Cultura e Spettacoli

«Milk», Sean Penn un gay perfetto per l’Oscar

RomaHa ricevuto otto nomination agli Oscar Milk, il film drammatico di Gus Van Sant (miglior regista) che, uscito ieri nelle sale italiane, fa discutere e piace anche per l’interpretazione del protagonista Sean Penn (miglior attore protagonista), il ruvido attore e regista, qui alle prese con i diritti civili dei gay, ancora misconosciuti negli Usa anni Settanta. Quando Harvey Milk, il primo politico dichiaratamente omosessuale, eletto consigliere comunale a San Francisco (e assassinato nel 1978 dal rivale omofobo Dan White), si batteva per far abolire nelle scuole il divieto d’insegnamento imposto ai docenti «diversi». Un’altra America, dunque, più rigida e più puritana, emerge ora dal racconto di Gus Van Sant, articolato regista, che con Hunting Park (Genio ribelle), Elephant e Paranoid Park ha dimostrato nel tempo una versatilità d’autore sempre pronta a nuove sfide. «Barack Obama ha conosciuto la strada, proprio come Milk ed entrambi hanno dimostrato attenzione ai problemi economici e ambientali. Ma mentre Milk era un outsider, come semplice consigliere comunale di San Francisco, Obama s’è costruito una carriera politica eccezionale», dice Van Sant, che ha la faccia mite, una qualunque maglietta rosso sangue e i capelli unti, con la riga a destra. Comprereste un’auto usata da lui, eppure picchia duro mentre, confrontando il vecchio e il nuovo presidente Usa, afferma: «Se penso che Bush risolveva i problemi ambientali, dando la colpa al tempo atmosferico, o facendo abbattere alberi su alberi, quando da noi dilagavano gli incendi...».

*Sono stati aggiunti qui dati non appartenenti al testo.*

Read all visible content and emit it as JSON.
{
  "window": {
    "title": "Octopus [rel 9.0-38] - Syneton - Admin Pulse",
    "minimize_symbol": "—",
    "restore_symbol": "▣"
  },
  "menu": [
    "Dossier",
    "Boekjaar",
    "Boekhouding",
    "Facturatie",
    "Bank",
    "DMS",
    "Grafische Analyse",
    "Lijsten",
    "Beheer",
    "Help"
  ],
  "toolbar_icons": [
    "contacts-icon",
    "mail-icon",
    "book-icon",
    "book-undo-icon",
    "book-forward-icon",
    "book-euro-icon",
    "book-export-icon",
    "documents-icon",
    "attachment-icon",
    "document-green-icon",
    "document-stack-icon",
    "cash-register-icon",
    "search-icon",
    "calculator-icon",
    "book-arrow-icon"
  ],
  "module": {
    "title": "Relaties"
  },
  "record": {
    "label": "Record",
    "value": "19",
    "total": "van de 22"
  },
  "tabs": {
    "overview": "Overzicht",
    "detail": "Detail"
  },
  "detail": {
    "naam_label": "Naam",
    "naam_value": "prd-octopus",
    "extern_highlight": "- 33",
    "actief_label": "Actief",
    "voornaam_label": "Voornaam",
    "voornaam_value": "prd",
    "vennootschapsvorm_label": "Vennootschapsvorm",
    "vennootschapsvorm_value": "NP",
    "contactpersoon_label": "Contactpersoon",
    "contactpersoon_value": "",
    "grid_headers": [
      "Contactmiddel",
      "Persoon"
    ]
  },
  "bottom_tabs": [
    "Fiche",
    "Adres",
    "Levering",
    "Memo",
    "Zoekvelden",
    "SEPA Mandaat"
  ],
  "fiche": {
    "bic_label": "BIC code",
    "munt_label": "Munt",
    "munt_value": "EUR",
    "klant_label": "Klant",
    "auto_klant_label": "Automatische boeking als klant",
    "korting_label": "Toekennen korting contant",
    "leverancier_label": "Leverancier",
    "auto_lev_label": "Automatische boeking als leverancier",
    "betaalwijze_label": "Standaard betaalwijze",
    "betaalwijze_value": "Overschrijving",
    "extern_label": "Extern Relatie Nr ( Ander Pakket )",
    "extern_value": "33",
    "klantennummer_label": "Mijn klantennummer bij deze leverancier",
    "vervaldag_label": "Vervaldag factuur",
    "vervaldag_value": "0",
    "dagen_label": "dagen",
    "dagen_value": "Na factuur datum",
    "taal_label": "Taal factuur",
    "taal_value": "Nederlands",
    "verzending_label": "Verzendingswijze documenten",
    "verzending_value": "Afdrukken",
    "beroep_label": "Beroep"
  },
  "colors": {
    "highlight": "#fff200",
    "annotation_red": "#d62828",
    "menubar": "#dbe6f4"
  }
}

E ci voleva una certa tempra registica per ribaltare l’immagine decisamente virile di Sean Penn, «macho» pronto a sbarazzarsi dell’allora moglie Madonna perché, tra l’altro, lei si rifiutava di lavargli i calzini, compito coniugale per eccellenza. Convincere un duro come lui a baciare, sia pure per esigenze di copione, il collega James Franco, si è rivelata, dunque, una piccola impresa. «Eppure è stato divertente modificare il mito del “macho”», spiega Gus, scortato da Dustin Lance Black, giovane sceneggiatore di Milk (e anche qui, nomination per la miglior sceneggiatura originale).

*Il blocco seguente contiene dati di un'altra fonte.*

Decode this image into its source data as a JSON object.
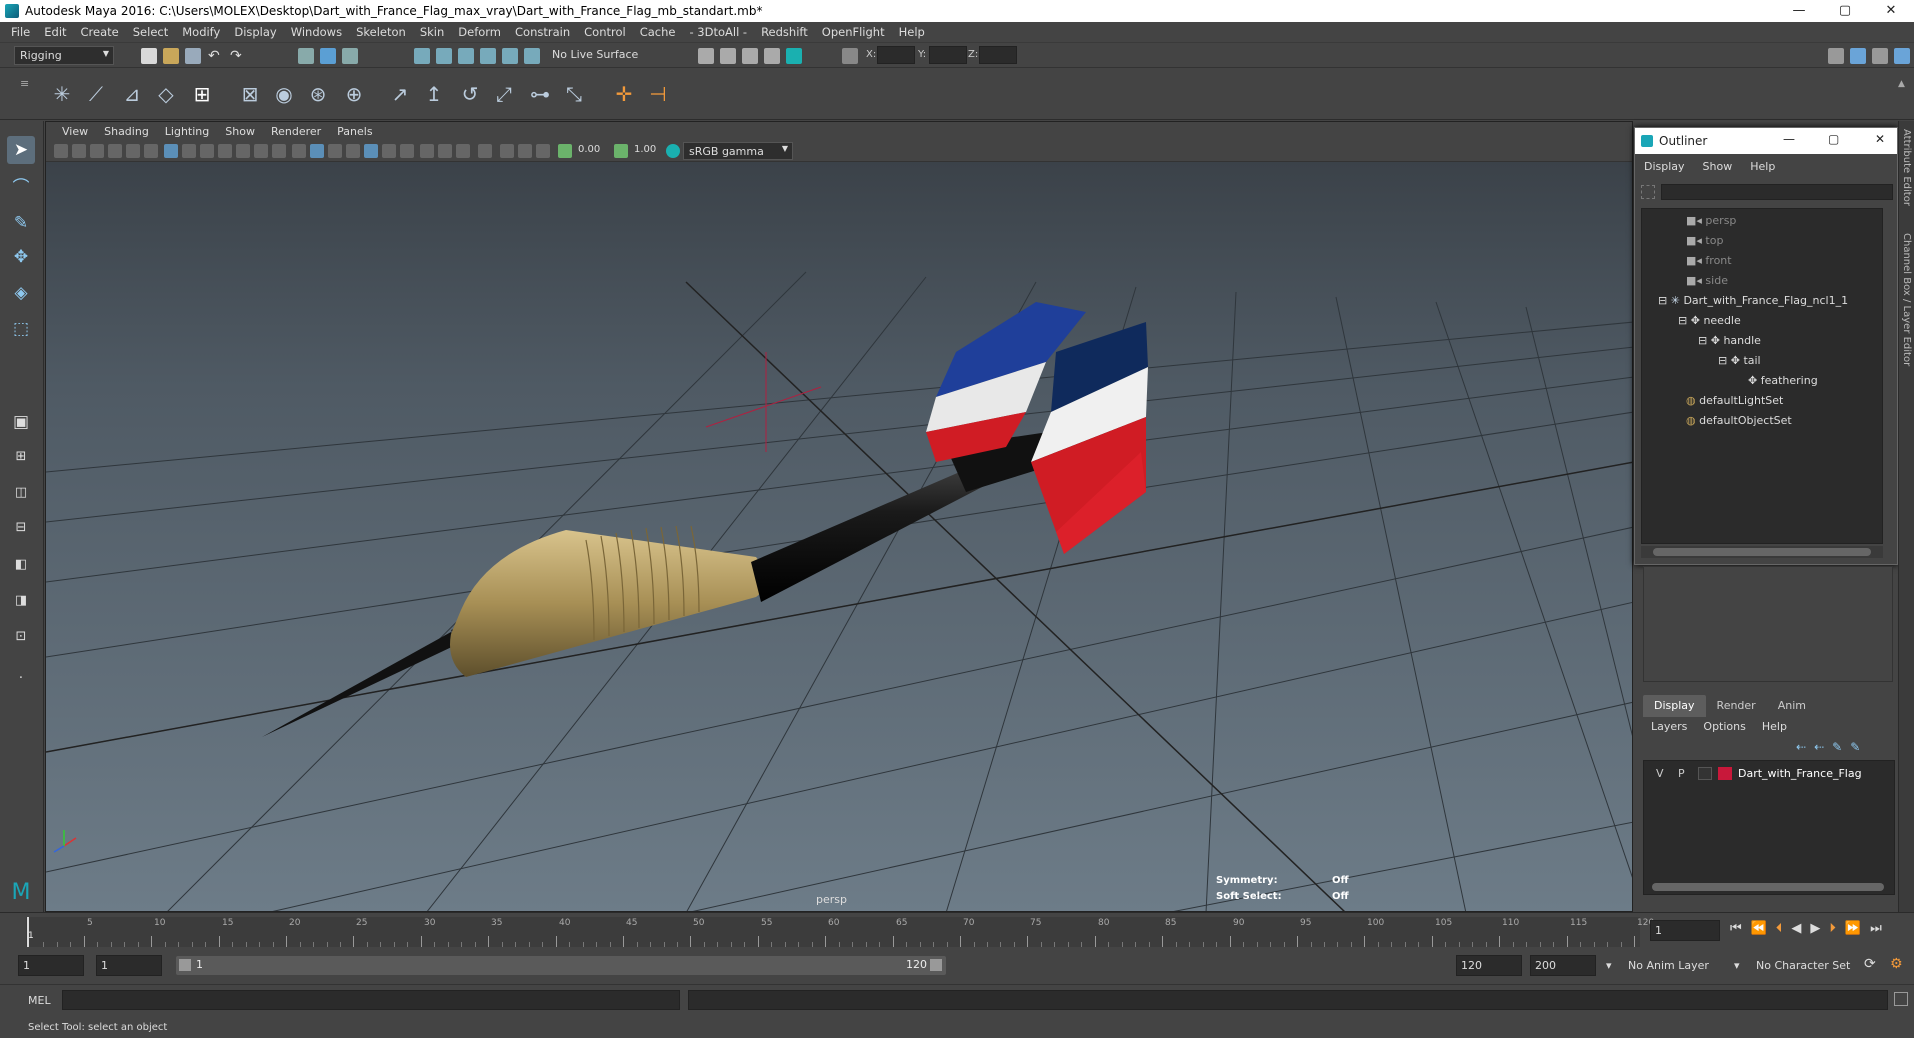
{
  "window": {
    "title": "Autodesk Maya 2016: C:\\Users\\MOLEX\\Desktop\\Dart_with_France_Flag_max_vray\\Dart_with_France_Flag_mb_standart.mb*",
    "min": "—",
    "max": "▢",
    "close": "✕"
  },
  "menubar": [
    "File",
    "Edit",
    "Create",
    "Select",
    "Modify",
    "Display",
    "Windows",
    "Skeleton",
    "Skin",
    "Deform",
    "Constrain",
    "Control",
    "Cache",
    "- 3DtoAll -",
    "Redshift",
    "OpenFlight",
    "Help"
  ],
  "statusline": {
    "menuset": "Rigging",
    "live_surface": "No Live Surface",
    "x_label": "X:",
    "y_label": "Y:",
    "z_label": "Z:"
  },
  "viewport": {
    "menu": [
      "View",
      "Shading",
      "Lighting",
      "Show",
      "Renderer",
      "Panels"
    ],
    "exposure": "0.00",
    "gamma": "1.00",
    "colorspace": "sRGB gamma",
    "camera": "persp",
    "hud": {
      "symmetry_label": "Symmetry:",
      "symmetry_value": "Off",
      "softselect_label": "Soft Select:",
      "softselect_value": "Off"
    }
  },
  "outliner": {
    "title": "Outliner",
    "menu": [
      "Display",
      "Show",
      "Help"
    ],
    "items": [
      {
        "label": "persp",
        "dim": true
      },
      {
        "label": "top",
        "dim": true
      },
      {
        "label": "front",
        "dim": true
      },
      {
        "label": "side",
        "dim": true
      },
      {
        "label": "Dart_with_France_Flag_ncl1_1",
        "dim": false
      },
      {
        "label": "needle",
        "dim": false
      },
      {
        "label": "handle",
        "dim": false
      },
      {
        "label": "tail",
        "dim": false
      },
      {
        "label": "feathering",
        "dim": false
      },
      {
        "label": "defaultLightSet",
        "dim": false
      },
      {
        "label": "defaultObjectSet",
        "dim": false
      }
    ]
  },
  "layers": {
    "tabs": [
      "Display",
      "Render",
      "Anim"
    ],
    "menu": [
      "Layers",
      "Options",
      "Help"
    ],
    "row": {
      "v": "V",
      "p": "P",
      "name": "Dart_with_France_Flag",
      "color": "#c8183a"
    }
  },
  "side_tabs": [
    "Attribute Editor",
    "Channel Box / Layer Editor"
  ],
  "timeline": {
    "ticks": [
      "5",
      "10",
      "15",
      "20",
      "25",
      "30",
      "35",
      "40",
      "45",
      "50",
      "55",
      "60",
      "65",
      "70",
      "75",
      "80",
      "85",
      "90",
      "95",
      "100",
      "105",
      "110",
      "115",
      "120"
    ],
    "start_label": "1",
    "current_frame": "1"
  },
  "range": {
    "start": "1",
    "playback_start": "1",
    "slider_start": "1",
    "slider_end": "120",
    "playback_end": "120",
    "end": "200",
    "anim_layer": "No Anim Layer",
    "character_set": "No Character Set"
  },
  "cmd": {
    "label": "MEL"
  },
  "help": {
    "text": "Select Tool: select an object"
  },
  "colors": {
    "flag_blue": "#1f3f9a",
    "flag_white": "#e8e8e8",
    "flag_red": "#d01c24",
    "brass": "#b09a62"
  }
}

«Sean non aveva mai baciato un uomo ed era emozionato, si capisce. Appena letta la sceneggiatura, però, ha lavorato talmente a fondo sul personaggio, da semplificarmi il lavoro. Si tratta di un attore dal pensiero aperto. In verità, i veri problemi sono venuti da Hopper, il figlio quindicenne di Penn. Il ragazzo, infatti, si è innervosito e non voleva neanche venire all’anteprima. Ma poi il padre l’ha convinto, spiegandogli il senso del film.

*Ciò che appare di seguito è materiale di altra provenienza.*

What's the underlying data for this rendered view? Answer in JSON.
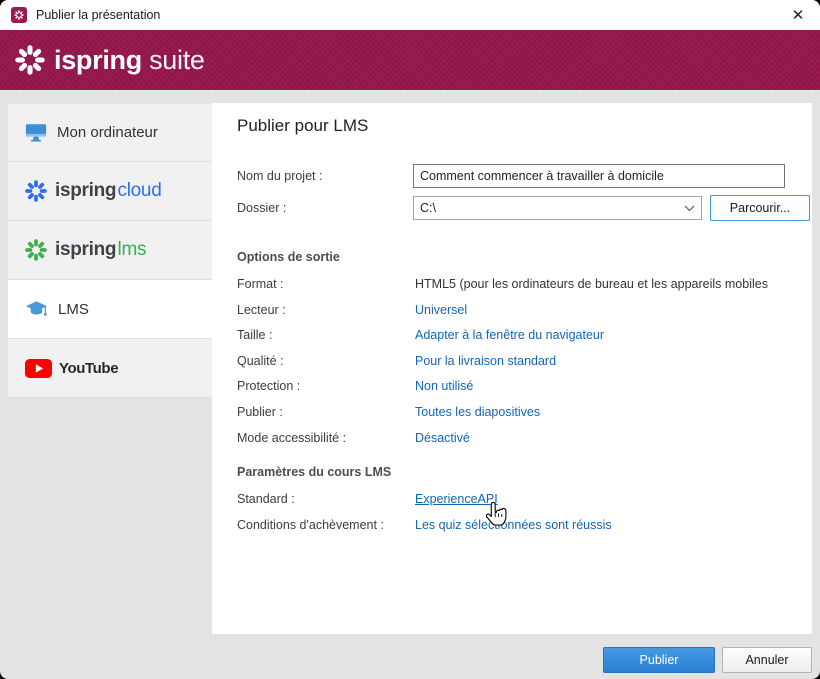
{
  "window": {
    "title": "Publier la présentation"
  },
  "icons": {
    "close": "✕"
  },
  "header": {
    "brand_primary": "ispring",
    "brand_secondary": "suite",
    "banner_color": "#9b1b51"
  },
  "sidebar": {
    "items": [
      {
        "label": "Mon ordinateur",
        "icon": "monitor-icon",
        "selected": false
      },
      {
        "brand": "ispring",
        "suffix": "cloud",
        "icon": "ispring-spinner-icon",
        "suffix_color": "#2d6ef2",
        "selected": false
      },
      {
        "brand": "ispring",
        "suffix": "lms",
        "icon": "ispring-spinner-icon",
        "suffix_color": "#3cae4e",
        "selected": false
      },
      {
        "label": "LMS",
        "icon": "graduation-cap-icon",
        "selected": true
      },
      {
        "label": "YouTube",
        "icon": "youtube-icon",
        "selected": false
      }
    ]
  },
  "main": {
    "title": "Publier pour LMS",
    "form": {
      "project_name_label": "Nom du projet :",
      "project_name_value": "Comment commencer à travailler à domicile",
      "folder_label": "Dossier :",
      "folder_value": "C:\\",
      "browse_button": "Parcourir..."
    },
    "output_options": {
      "heading": "Options de sortie",
      "rows": [
        {
          "label": "Format :",
          "value": "HTML5 (pour les ordinateurs de bureau et les appareils mobiles",
          "link": false
        },
        {
          "label": "Lecteur :",
          "value": "Universel",
          "link": true
        },
        {
          "label": "Taille :",
          "value": "Adapter à la fenêtre du navigateur",
          "link": true
        },
        {
          "label": "Qualité :",
          "value": "Pour la livraison standard",
          "link": true
        },
        {
          "label": "Protection :",
          "value": "Non utilisé",
          "link": true
        },
        {
          "label": "Publier :",
          "value": "Toutes les diapositives",
          "link": true
        },
        {
          "label": "Mode accessibilité :",
          "value": "Désactivé",
          "link": true
        }
      ]
    },
    "lms_settings": {
      "heading": "Paramètres du cours LMS",
      "rows": [
        {
          "label": "Standard :",
          "value": "ExperienceAPI",
          "link": true,
          "underlined": true
        },
        {
          "label": "Conditions d'achèvement :",
          "value": "Les quiz sélectionnées sont réussis",
          "link": true
        }
      ]
    }
  },
  "footer": {
    "publish_button": "Publier",
    "cancel_button": "Annuler"
  },
  "colors": {
    "banner": "#9b1b51",
    "link": "#1266b6",
    "publish_button": "#2e86d4",
    "youtube_red": "#ff0000"
  }
}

Vedendo Milk, Hopper ha finito col commuoversi e, insieme a lui, anche Sean si è commosso», racconta Van Sant, il cui film, assai gradito al New York Critics Circle (la crema della cinefilia radical-chic d'Oltremanica, pronta a ravvisare in Milk il miglior film dell’anno), negli Usa resta vietato ai minori di diciassette anni.